In bright hues of red, blue, orange and pink that are quite a rage in the fashion circuit today, the saris spell a design language that is traditional in concept and contemporary in expression.

Revivalists Abha Dalmia, Vidhi Singhania and Manju Jalota and mastercraftswoman Takdira Begum have recreated the forgotten weaves and embellishments such as zardosi, chikankari and kantha on saris, lehengas and dupattas.

Abha Dalmia along with the weavers from Benaras has resurrected Badla (a fabric with beaten silver) and Katan (a mix of silk and georgette) types of weaving typical to the region. What makes these creations unique are the antique borders and motifs.

Says Abha, "I prefer to restrict the intricate detailing to the borders and leave the body uncluttered. The colours are generally soft. But sometimes I even go for the season's favourite hue."

Abha's Benaras kali ghagra, which she painstakingly brought into the fashion scene, carries subtle touches of Thai, Japanese and Turkish motifs.

Vidhi Singhania has given the sheer and lightweight Kota saris a new look. She brought back the original muslin and cotton Kota. Vidhi also introduced new colour palettes, designs and subtle zari motifs. Her Kota collection includes vegetable dyed leheriya on tissue, block prints and zariwork. And have you heard of crushed Kota skirts? Vidhi has them in the collection.
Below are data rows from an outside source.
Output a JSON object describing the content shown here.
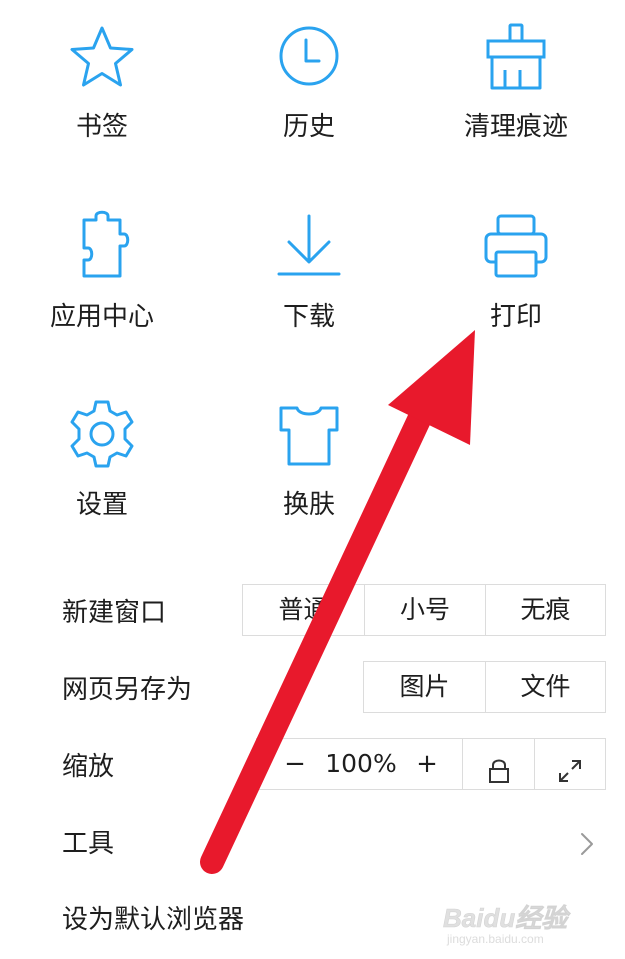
{
  "grid": {
    "bookmarks": {
      "label": "书签",
      "icon": "star-icon"
    },
    "history": {
      "label": "历史",
      "icon": "clock-icon"
    },
    "clear_traces": {
      "label": "清理痕迹",
      "icon": "broom-icon"
    },
    "app_center": {
      "label": "应用中心",
      "icon": "puzzle-icon"
    },
    "download": {
      "label": "下载",
      "icon": "download-icon"
    },
    "print": {
      "label": "打印",
      "icon": "printer-icon"
    },
    "settings": {
      "label": "设置",
      "icon": "gear-icon"
    },
    "skin": {
      "label": "换肤",
      "icon": "tshirt-icon"
    }
  },
  "menu": {
    "new_window": {
      "label": "新建窗口",
      "options": [
        "普通",
        "小号",
        "无痕"
      ]
    },
    "save_page_as": {
      "label": "网页另存为",
      "options": [
        "图片",
        "文件"
      ]
    },
    "zoom": {
      "label": "缩放",
      "minus": "−",
      "value": "100%",
      "plus": "+",
      "lock_icon": "lock-icon",
      "fullscreen_icon": "expand-icon"
    },
    "tools": {
      "label": "工具",
      "chevron_icon": "chevron-right-icon"
    },
    "set_default": {
      "label": "设为默认浏览器"
    }
  },
  "watermark": {
    "brand": "Baidu经验",
    "url": "jingyan.baidu.com"
  },
  "colors": {
    "icon_blue": "#2aa3ef",
    "arrow_red": "#e8192c",
    "border": "#dcdcdc",
    "text": "#1e1e1e"
  }
}
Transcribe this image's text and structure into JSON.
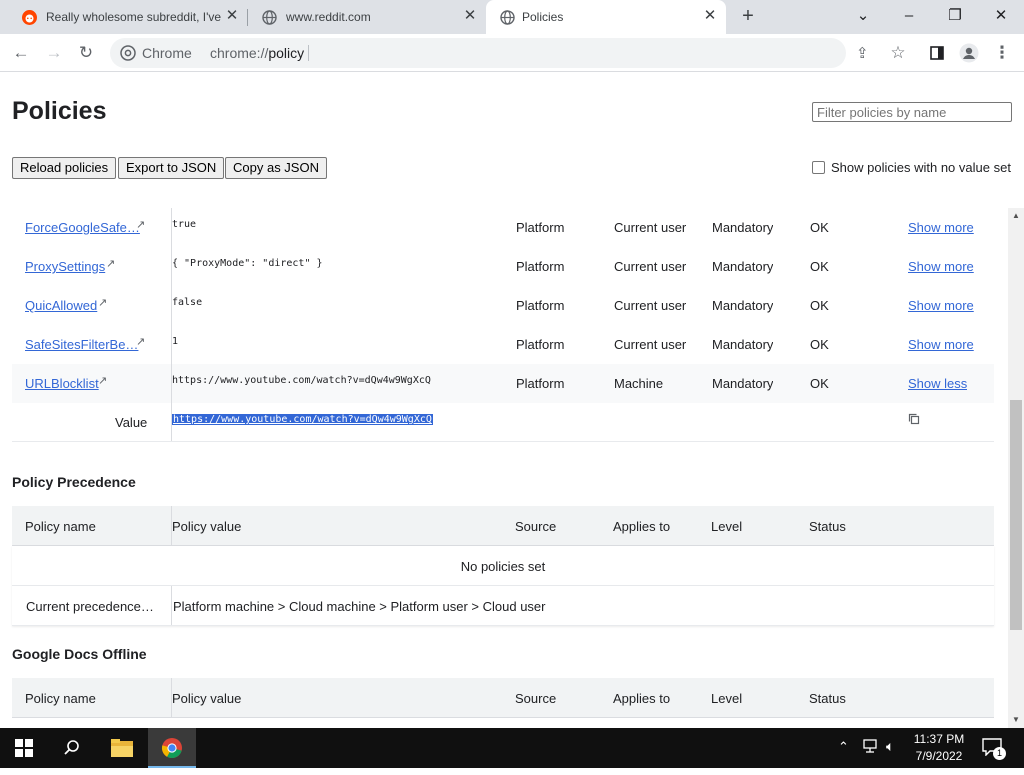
{
  "browser": {
    "tabs": [
      {
        "title": "Really wholesome subreddit, I've",
        "icon": "reddit-icon"
      },
      {
        "title": "www.reddit.com",
        "icon": "globe-icon"
      },
      {
        "title": "Policies",
        "icon": "globe-icon",
        "active": true
      }
    ],
    "omnibox": {
      "site_label": "Chrome",
      "url_prefix": "chrome://",
      "url_path": "policy"
    }
  },
  "page": {
    "title": "Policies",
    "filter_placeholder": "Filter policies by name",
    "buttons": {
      "reload": "Reload policies",
      "export": "Export to JSON",
      "copy": "Copy as JSON"
    },
    "show_no_value_label": "Show policies with no value set",
    "policies": [
      {
        "name": "ForceGoogleSafe…",
        "value": "true",
        "source": "Platform",
        "applies": "Current user",
        "level": "Mandatory",
        "status": "OK",
        "action": "Show more"
      },
      {
        "name": "ProxySettings",
        "value": "{ \"ProxyMode\": \"direct\" }",
        "source": "Platform",
        "applies": "Current user",
        "level": "Mandatory",
        "status": "OK",
        "action": "Show more"
      },
      {
        "name": "QuicAllowed",
        "value": "false",
        "source": "Platform",
        "applies": "Current user",
        "level": "Mandatory",
        "status": "OK",
        "action": "Show more"
      },
      {
        "name": "SafeSitesFilterBe…",
        "value": "1",
        "source": "Platform",
        "applies": "Current user",
        "level": "Mandatory",
        "status": "OK",
        "action": "Show more"
      },
      {
        "name": "URLBlocklist",
        "value": "https://www.youtube.com/watch?v=dQw4w9WgXcQ",
        "source": "Platform",
        "applies": "Machine",
        "level": "Mandatory",
        "status": "OK",
        "action": "Show less"
      }
    ],
    "detail": {
      "label": "Value",
      "value": "https://www.youtube.com/watch?v=dQw4w9WgXcQ"
    },
    "precedence": {
      "heading": "Policy Precedence",
      "columns": [
        "Policy name",
        "Policy value",
        "Source",
        "Applies to",
        "Level",
        "Status"
      ],
      "empty_text": "No policies set",
      "current_label": "Current precedence…",
      "current_value": "Platform machine > Cloud machine > Platform user > Cloud user"
    },
    "docs_offline": {
      "heading": "Google Docs Offline",
      "columns": [
        "Policy name",
        "Policy value",
        "Source",
        "Applies to",
        "Level",
        "Status"
      ]
    }
  },
  "taskbar": {
    "time": "11:37 PM",
    "date": "7/9/2022",
    "notification_count": "1"
  }
}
Manju Jalota fuses chikankari, zardosi and ari embroidery to create an impressive range of saris, dupattas and fabric in jute, silk and organza. Some of them have lace, crochet and fine trimmings.

Takdira Begum gives shape to the `designer' dreams of these three revivalists. Takdira specialises in Kantha embroidery. Her craftsmanship lends a heritage value to each piece.

The CCI sari exhibition is on at the Chola Sheraton till March 5.